Younès Adli. Ecrivain

«Nous devons œuvrer à valoriser la pensée kabyle»

Auteur de huit ouvrages, essentiellement des essais et des romans historiques, Younès Adli va aussi régulièrement à la rencontre de son public pour présenter ses travaux et ouvrir des débats sur l’histoire de la Kabylie et de l’Afrique du Nord. Dans l’entretien qu’il a bien voulu accorder à El Watan, il revient sur la recherche et l’écriture.

- Vous travaillez beaucoup sur la Kabylie, son histoire et sa culture. Qu’est-ce qui motive vos travaux ?

La Kabylie était, est encore et sera, au besoin, le symbole du combat identitaire à l’échelle de l’Afrique du Nord. J’avancerais même que son histoire et sa culture ont dépassé les frontières du continent africain, mais surtout les limites des gouvernants algériens qui se sont succédé depuis l’indépendance. Je suis un fils de cette Kabylie profonde à laquelle se sont ressourcés les plus grands penseurs du XIXe siècle et grâce à laquelle ils avaient pu faire avancer nombre de leurs travaux.

Je citerais parmi eux, Karl Marx, Engels, Rosa Luxemburg, Maxime Kowalewski et Emile Durkheim, le père de la sociologie française. A travers ces noms, nous avons devant nous, les écoles russe, germanique et française. Jusqu’à la période contemporaine, des Renée Gallissot, Pierre Bourdieu et d’autres encore, reconnaissent l’apport de la Kabylie à la recherche scientifique. Aujourd’hui, sur le plan scientifique, il appartient à ses fils qui travaillent dans le domaine, de veiller à ce que soit mis en évidence l’apport de la pensée kabyle à la pensée humaine, universelle.

- L’histoire de la Kabylie comme champ de recherche, est-il en friche ? Est-ce que vous considérez que les travaux sur la région sont suffisants ?
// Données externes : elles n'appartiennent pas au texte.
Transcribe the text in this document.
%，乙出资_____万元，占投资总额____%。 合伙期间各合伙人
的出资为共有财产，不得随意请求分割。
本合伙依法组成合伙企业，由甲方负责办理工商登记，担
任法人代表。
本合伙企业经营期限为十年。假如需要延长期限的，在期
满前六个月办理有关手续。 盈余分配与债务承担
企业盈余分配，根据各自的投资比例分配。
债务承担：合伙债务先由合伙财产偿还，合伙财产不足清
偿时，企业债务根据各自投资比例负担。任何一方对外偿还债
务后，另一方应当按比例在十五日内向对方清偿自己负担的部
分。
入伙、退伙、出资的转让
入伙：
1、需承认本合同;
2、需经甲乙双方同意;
Les travaux sur la Kabylie sont à développer davantage, tant il y a des gisements encore inexploités. La période qui va du XIIe au XVIIIe siècle, à elle seule, est quasiment vierge. Hormis quelques noms, comme ceux du cadi El-Ghobrini des Aït-Ghobri, du grammairien Ibn-Mouâti Ezzwawi des Ait-Fraoucène, du juriste El-Waghlissi des Aït-Waghlis, du poète Sidi El-Qala des Aït-Jlil, tout reste à extraire des profondeurs de la poésie ancienne ou de la générosité d’archives miraculées.

En remontant à la période romaine, l’exemple des Isaflenses portant à leur tête un certain Igmazen, ne réapparaissent qu’à la période turque sous le nom des Iflissen (Iflissen Ou Melil ou Iflissen n lver), dirigés par les Zaâmoum. C’est dire qu’entre les deux périodes combien l’histoire est avare en données ! Pourtant, il s’agit bien des mêmes Iflissen. On peut évoquer le même vide concernant les Ucutamani des romains et que Ibn Khaldoun présente sous le nom de Kotama. Ces faiseurs de la dynastie fatimide, signalés également par le géographe grec Ptolémée méritent que leur apport à l’étranger comme l’Egypte ou la Sicile, soit mieux connu.

- L’accès à la documentation est-il aisé pour vous ?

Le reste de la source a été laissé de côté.